Girl Talk: One Trick Pony, or 21st Century Steinski?

By Ian Cohen

If you’re the kind of poor soul who watches the workday tick away at places like ilxor.com, June has been Christmas, Hannukah, Kwanzaa, Tet and the Feast of Maximum Occupancy all rolled into one. Not only have we experienced the leaks of Tha Carter III and Deerhunter’s surprisingly great Microcastle, but this past week, Feed The Animals popped up with a blank price tag courtesy of Girl Talk (Greg Gillis), who might even top those other dudes…at least in how it’s way easier to talk about him than to actually listen to his music. And this is mostly because he left the door open for a “Got Money”/“Strange Lights” Lil Wayne/Deerhunter mash-up that would cause the internet to collapse on itself.

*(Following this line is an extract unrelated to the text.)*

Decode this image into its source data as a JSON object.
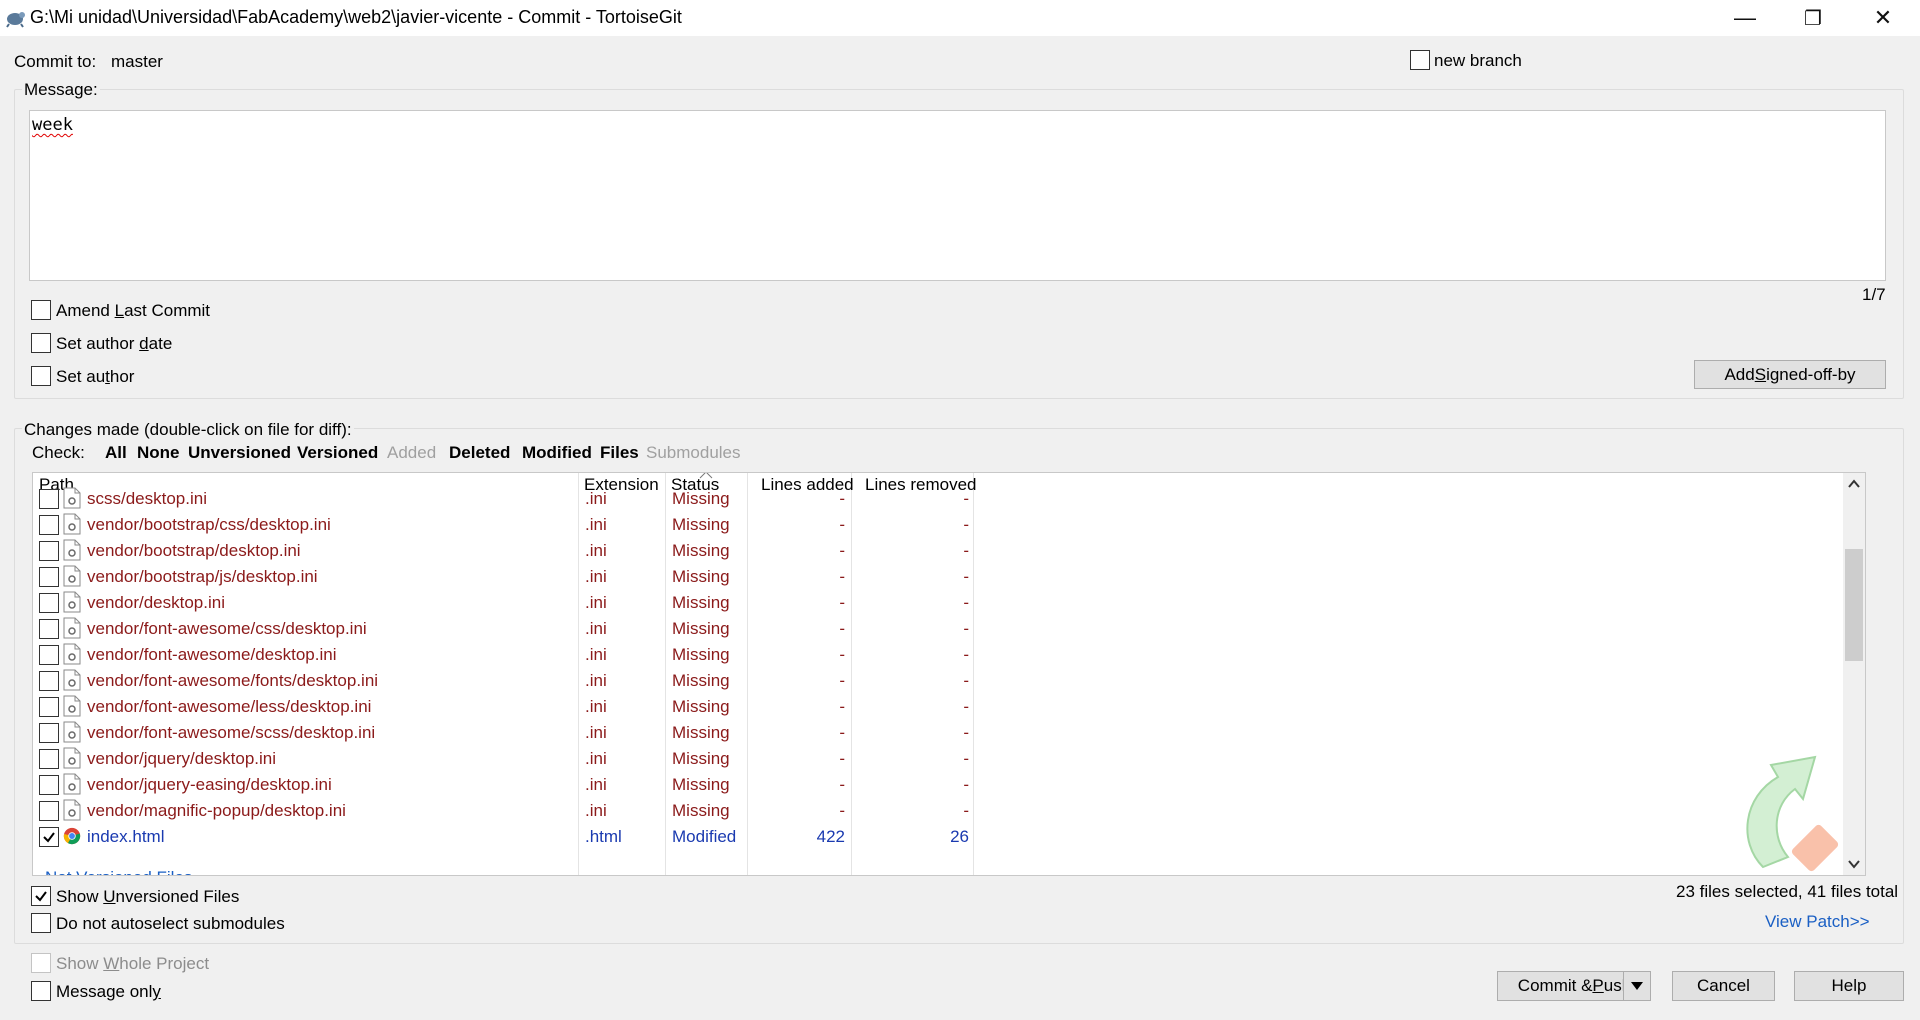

Feed The Animals functions more as a think-piece despite being the same dumb-the-fuck out muesli of upper-crust rock and lowest-common-denominator pop-rap, which makes you wonder whether Greg Gillis is a genius, complete hack or someone in between who has become a victim of his own success. As with his previous Night Ripper, the delight upon hearing all this stuff for the first time is undeniable, but once that record started showing up on year-end lists, it advanced past “fun” into “but is it art?” and as such put him up against “album”-type sample innovators like Avalanches, DJ Shadow and Steinski, guys who Gillis just can’t compete with (even if he’s trying to). The evidence is in how Feed The Animals manages to be one of the most audacious records of the year, but not because it fundamentally alters Girl Talk’s DNA. Rather, because Gillis got accused of being a one-trick pony only to come out this time trying to better himself by doing the same exact trick.

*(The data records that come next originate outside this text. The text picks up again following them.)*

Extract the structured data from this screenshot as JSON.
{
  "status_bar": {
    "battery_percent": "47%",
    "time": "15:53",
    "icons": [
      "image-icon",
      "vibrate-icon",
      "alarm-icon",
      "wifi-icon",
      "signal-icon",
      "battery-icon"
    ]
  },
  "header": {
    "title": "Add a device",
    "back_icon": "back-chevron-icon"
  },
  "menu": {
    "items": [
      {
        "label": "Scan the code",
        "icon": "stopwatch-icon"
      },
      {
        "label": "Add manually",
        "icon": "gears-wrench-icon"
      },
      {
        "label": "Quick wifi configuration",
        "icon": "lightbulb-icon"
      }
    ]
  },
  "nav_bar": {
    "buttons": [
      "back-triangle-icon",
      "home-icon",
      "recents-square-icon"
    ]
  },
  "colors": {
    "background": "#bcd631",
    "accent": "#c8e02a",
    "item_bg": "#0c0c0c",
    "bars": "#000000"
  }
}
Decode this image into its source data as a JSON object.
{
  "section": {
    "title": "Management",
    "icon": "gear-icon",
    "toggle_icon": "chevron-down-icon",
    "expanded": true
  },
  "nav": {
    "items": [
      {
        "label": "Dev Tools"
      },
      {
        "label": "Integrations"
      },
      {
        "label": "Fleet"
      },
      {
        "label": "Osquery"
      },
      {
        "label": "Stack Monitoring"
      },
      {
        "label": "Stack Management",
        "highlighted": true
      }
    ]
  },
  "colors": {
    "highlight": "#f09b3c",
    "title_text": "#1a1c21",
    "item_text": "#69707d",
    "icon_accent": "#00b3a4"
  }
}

To his credit, there aren’t as many tin-eared clashes as there were on Night Ripper, though it’s hard not to see the layering of “Lip Gloss” over Metallica’s “One” or “Roc Boys”/“Paranoid Android” as some sort of bid for OMG RAP INDIE LOLZ. Certainly, it’s beyond mere random sampling, but too often, Gillis goes the Family Guy route, looking to maximize wackiness as opposed to building something worth revisiting. More to the point, the initial thrill of hearing all of these songs you love (“No Diggity”! “Flashing Lights”! “15 Step”! All at the same time!) initially gets subsumed by Gillis’ insistent mashing of joy buzzers – ironically, this decidedly non-rockist approach results in one of the more “album”-like experiences of the year. There’s absolutely no entry point or exit, no separable tidbit, and no dynamics – how is this going to inspire dancing when it changes on you every ten seconds? And as such, after twenty minutes, even the most hardened audiophile’s brain will melt into a mere to-do list for the next iTunes binge.

Which unfortunately is making Gillis’ potentially groundbreaking approach into something more pernicious, and I’m not even touching how this is going to get his ass sued into the stone age. Once it leaves the hard drive, he has no control over who it gets identified with, and unfortunately, it’s specifically built for some of the worst kind of music listeners, those who co-opt typically “fun” pop culture for the same ol’ indie elitist bullshit. You know the drill: that douche at Pehrspace who’s hoping they play Juelz Santana during set breaks and freaking out because three other people are wearing the same New York Rangers hat from 1992. The music critic who’s so satisfied he’s able to project his own highbrow wishes (gosh, Missy Elliott sounded so…dark over Joy Division!) onto mix ‘n’ matches that manage to degrade every song involved.

Cultural lodestone? Of course not, but Feed The Animals does attain a sort of semi-dangerous fun usually achieved by cocaine from a reliable source – it’s a great temporary high and when other people are on it, shit’s like the best party ever. Just know they’re only thinking about themselves.

(Girl Talk's summer/fall tour arrives at the Music Box at the Henry Fonda Theatre on October 24 and 25.)